I was telling myself to be confident and just go out and play, when my name was called on the loudspeaker “Nicole Summers”. I got up from the bench at once and walked out to the court trying to appear calm, and grabbing my racket tightly.
“You can do this!” I told myself.
Out in the court I heard a guy wolf-whistling, an my heart sank from embarrassment. Unconsciously, I tried to cover my breast with the racket. How pathetic I must have looked. I recognized it was one of the girls who had laughed at me earlier. She was tall and athletic, and devoid of curves altogether. She sneered at me as she could probably see how nervous and self-conscious I felt.

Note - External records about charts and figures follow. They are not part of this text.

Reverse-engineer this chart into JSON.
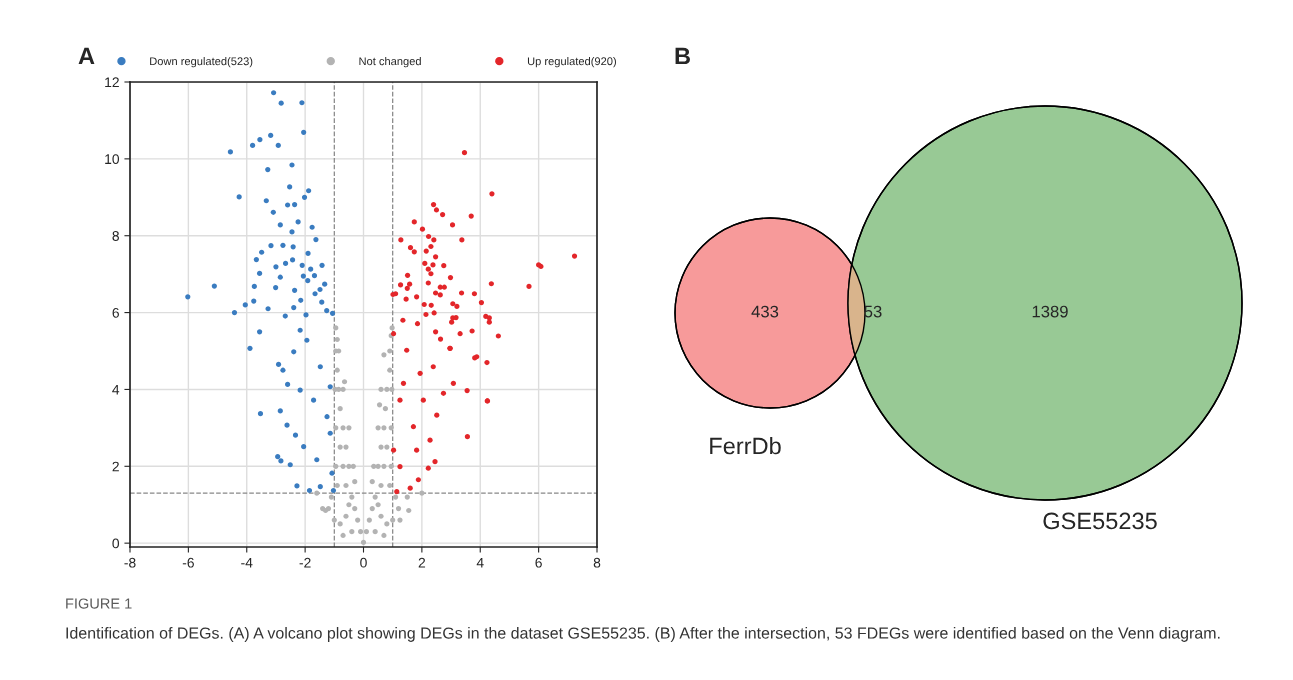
{
  "chart_data": [
    {
      "type": "scatter",
      "title": "A",
      "xlim": [
        -8,
        8
      ],
      "ylim": [
        -0.1,
        12
      ],
      "xticks": [
        -8,
        -6,
        -4,
        -2,
        0,
        2,
        4,
        6,
        8
      ],
      "yticks": [
        0,
        2,
        4,
        6,
        8,
        10,
        12
      ],
      "grid": true,
      "legend": "top",
      "marker": "circle",
      "ref_lines": [
        {
          "axis": "x",
          "value": -1,
          "color": "#888888",
          "line_style": "dashed"
        },
        {
          "axis": "x",
          "value": 1,
          "color": "#888888",
          "line_style": "dashed"
        },
        {
          "axis": "y",
          "value": 1.3,
          "color": "#888888",
          "line_style": "dashed"
        }
      ],
      "annotations": [
        "FIGURE 1",
        "Identification of DEGs. (A) A volcano plot showing DEGs in the dataset GSE55235. (B) After the intersection, 53 FDEGs were identified based on the Venn diagram."
      ],
      "series": [
        {
          "name": "Down regulated(523)",
          "color": "#3a7cc0",
          "x": [
            -3.08,
            -2.82,
            -2.11,
            -2.05,
            -4.56,
            -3.8,
            -3.55,
            -3.18,
            -2.92,
            -2.45,
            -3.28,
            -4.26,
            -2.53,
            -1.88,
            -2.02,
            -3.33,
            -3.09,
            -2.6,
            -2.36,
            -2.85,
            -2.24,
            -2.45,
            -1.76,
            -1.63,
            -3.17,
            -2.76,
            -2.41,
            -3.67,
            -3.49,
            -2.43,
            -1.9,
            -3.56,
            -3.0,
            -2.67,
            -2.1,
            -1.42,
            -1.81,
            -2.85,
            -2.06,
            -1.68,
            -3.74,
            -5.11,
            -3.01,
            -2.36,
            -1.91,
            -1.33,
            -1.66,
            -1.49,
            -6.02,
            -3.76,
            -4.05,
            -4.42,
            -3.27,
            -2.15,
            -1.43,
            -1.26,
            -1.06,
            -2.39,
            -1.97,
            -2.68,
            -3.56,
            -3.89,
            -2.39,
            -2.91,
            -2.76,
            -3.53,
            -2.85,
            -2.62,
            -2.33,
            -2.94,
            -2.83,
            -2.51,
            -2.28,
            -1.85,
            -2.6,
            -2.17,
            -1.71,
            -1.94,
            -1.48,
            -1.14,
            -1.14,
            -1.08,
            -1.48,
            -1.03,
            -2.05,
            -1.6,
            -1.25,
            -2.17
          ],
          "values": [
            11.72,
            11.45,
            11.46,
            10.69,
            10.18,
            10.35,
            10.5,
            10.61,
            10.35,
            9.84,
            9.72,
            9.01,
            9.27,
            9.17,
            9.0,
            8.91,
            8.61,
            8.8,
            8.81,
            8.28,
            8.36,
            8.1,
            8.22,
            7.9,
            7.74,
            7.75,
            7.71,
            7.38,
            7.57,
            7.37,
            7.54,
            7.02,
            7.19,
            7.28,
            7.23,
            7.23,
            7.13,
            6.92,
            6.95,
            6.96,
            6.68,
            6.69,
            6.65,
            6.58,
            6.83,
            6.74,
            6.49,
            6.6,
            6.41,
            6.3,
            6.2,
            6.0,
            6.1,
            6.32,
            6.27,
            6.05,
            5.98,
            6.13,
            5.94,
            5.91,
            5.5,
            5.07,
            4.98,
            4.65,
            4.5,
            3.37,
            3.44,
            3.07,
            2.81,
            2.25,
            2.14,
            2.04,
            1.49,
            1.37,
            4.13,
            3.98,
            3.72,
            5.28,
            4.59,
            4.07,
            2.86,
            1.82,
            1.47,
            1.37,
            2.51,
            2.17,
            3.29,
            5.54
          ]
        },
        {
          "name": "Not changed",
          "color": "#b3b3b3",
          "x": [
            0,
            -0.1,
            0.1,
            -0.2,
            0.2,
            -0.3,
            0.3,
            -0.4,
            0.4,
            -0.5,
            0.5,
            -0.6,
            0.6,
            -0.8,
            0.8,
            -1.0,
            1.0,
            -1.2,
            1.2,
            -1.4,
            -1.3,
            1.55,
            1.25,
            2.0,
            -0.4,
            0.4,
            -0.7,
            0.7,
            -1.1,
            1.1,
            1.5,
            -1.6,
            -0.35,
            -0.5,
            -0.7,
            -0.95,
            -0.5,
            -0.7,
            -0.95,
            -0.7,
            -0.85,
            -0.97,
            -0.85,
            -0.95,
            -0.9,
            -0.95,
            -0.3,
            -0.6,
            -0.9,
            -0.6,
            -0.8,
            -0.8,
            -0.9,
            -0.65,
            0.35,
            0.5,
            0.7,
            0.95,
            0.5,
            0.7,
            0.95,
            0.6,
            0.8,
            0.97,
            0.7,
            0.9,
            0.95,
            0.98,
            0.3,
            0.6,
            0.9,
            0.6,
            0.8,
            0.75,
            0.9,
            0.55
          ],
          "values": [
            0.02,
            0.3,
            0.3,
            0.6,
            0.6,
            0.9,
            0.9,
            1.2,
            1.2,
            1.0,
            1.0,
            0.7,
            0.7,
            0.5,
            0.5,
            0.6,
            0.6,
            0.9,
            0.9,
            0.9,
            0.85,
            0.85,
            0.6,
            1.3,
            0.3,
            0.3,
            0.2,
            0.2,
            1.2,
            1.2,
            1.2,
            1.3,
            2.0,
            2.0,
            2.0,
            2.0,
            3.0,
            3.0,
            3.0,
            4.0,
            4.0,
            4.0,
            5.0,
            5.0,
            5.3,
            5.6,
            1.6,
            1.5,
            1.5,
            2.5,
            2.5,
            3.5,
            4.5,
            4.2,
            2.0,
            2.0,
            2.0,
            2.0,
            3.0,
            3.0,
            3.0,
            4.0,
            4.0,
            4.0,
            4.9,
            5.0,
            5.4,
            5.6,
            1.6,
            1.5,
            1.5,
            2.5,
            2.5,
            3.5,
            4.5,
            3.6
          ]
        },
        {
          "name": "Up regulated(920)",
          "color": "#e3262a",
          "x": [
            3.46,
            4.4,
            2.4,
            2.5,
            2.71,
            3.69,
            1.74,
            3.05,
            2.02,
            1.28,
            2.23,
            2.41,
            3.37,
            1.61,
            2.15,
            2.31,
            1.74,
            2.47,
            7.23,
            6.0,
            6.08,
            2.1,
            2.38,
            2.75,
            2.22,
            2.31,
            1.51,
            2.98,
            1.27,
            1.58,
            2.22,
            4.38,
            5.67,
            2.63,
            2.77,
            1.5,
            2.47,
            2.63,
            3.36,
            3.8,
            1.01,
            1.1,
            1.82,
            1.46,
            4.04,
            3.06,
            3.2,
            2.08,
            2.32,
            4.19,
            4.31,
            4.31,
            4.62,
            3.06,
            3.17,
            3.02,
            3.72,
            2.42,
            2.14,
            1.85,
            1.35,
            3.81,
            4.23,
            4.24,
            3.55,
            2.97,
            2.64,
            2.47,
            3.56,
            4.25,
            2.74,
            2.51,
            2.28,
            2.45,
            2.22,
            1.88,
            1.6,
            1.14,
            1.25,
            1.71,
            1.94,
            1.48,
            2.39,
            3.31,
            2.96,
            1.25,
            1.03,
            1.82,
            1.03,
            1.37,
            3.08,
            3.88,
            2.05
          ],
          "values": [
            10.16,
            9.09,
            8.81,
            8.67,
            8.55,
            8.51,
            8.36,
            8.28,
            8.17,
            7.89,
            7.98,
            7.89,
            7.89,
            7.69,
            7.6,
            7.72,
            7.58,
            7.45,
            7.47,
            7.24,
            7.2,
            7.28,
            7.24,
            7.22,
            7.13,
            7.01,
            6.97,
            6.91,
            6.72,
            6.74,
            6.77,
            6.75,
            6.68,
            6.66,
            6.66,
            6.63,
            6.51,
            6.46,
            6.51,
            6.49,
            6.47,
            6.49,
            6.41,
            6.35,
            6.26,
            6.23,
            6.16,
            6.21,
            6.19,
            5.9,
            5.86,
            5.75,
            5.39,
            5.86,
            5.87,
            5.75,
            5.52,
            5.99,
            5.95,
            5.71,
            5.8,
            4.82,
            4.7,
            3.7,
            3.97,
            5.07,
            5.31,
            5.5,
            2.77,
            3.7,
            3.9,
            3.33,
            2.68,
            2.12,
            1.95,
            1.65,
            1.43,
            1.34,
            3.72,
            3.03,
            4.42,
            5.02,
            4.59,
            5.45,
            5.07,
            1.99,
            2.42,
            2.42,
            5.45,
            4.16,
            4.16,
            4.85,
            3.72
          ]
        }
      ]
    },
    {
      "type": "other",
      "title": "B",
      "categories": [
        "FerrDb",
        null,
        "GSE55235"
      ],
      "values": [
        433,
        53,
        1389
      ],
      "data_labels": true,
      "colors": [
        "#f79a9a",
        "#d9b48c",
        "#98c995"
      ]
    }
  ]
}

I served first. Not as strong as I would have liked but the trajectory was good. I had aimed at the side of the court and it seemed it was too far for her to reach it. But in a fraction of a second she was there, receiving with a backswing.
“Damn. She’s FAST!” I thought to myself.
I tracked the ball and instinctively placed myself to return with a smash. I lifted my racket and…I missed. I couldn’t believe it. My mind was betraying my body. My balance was incorrect as my shoulders slouched slightly forward, instinctively trying to cover my front, so openly exposed to all these strangers.
“Focus, focus!” I said to myself, angrily. I was starting to get scared.
She served fiercely. I missed again. I could not react quickly enough. Not with this outfit. Not today. I was too low. I lost the set. That only demotivated me further. I lost the match. I was crushed. My eyes were teary as the crowd cheered my opponent. I hadn’t gotten a single point. It was humiliating. Not only having everyone get a good look at my dress-hugged breasts, but losing because of that. I was so angry at myself for failing. My dream seemed so far away now that cruel reality hit me.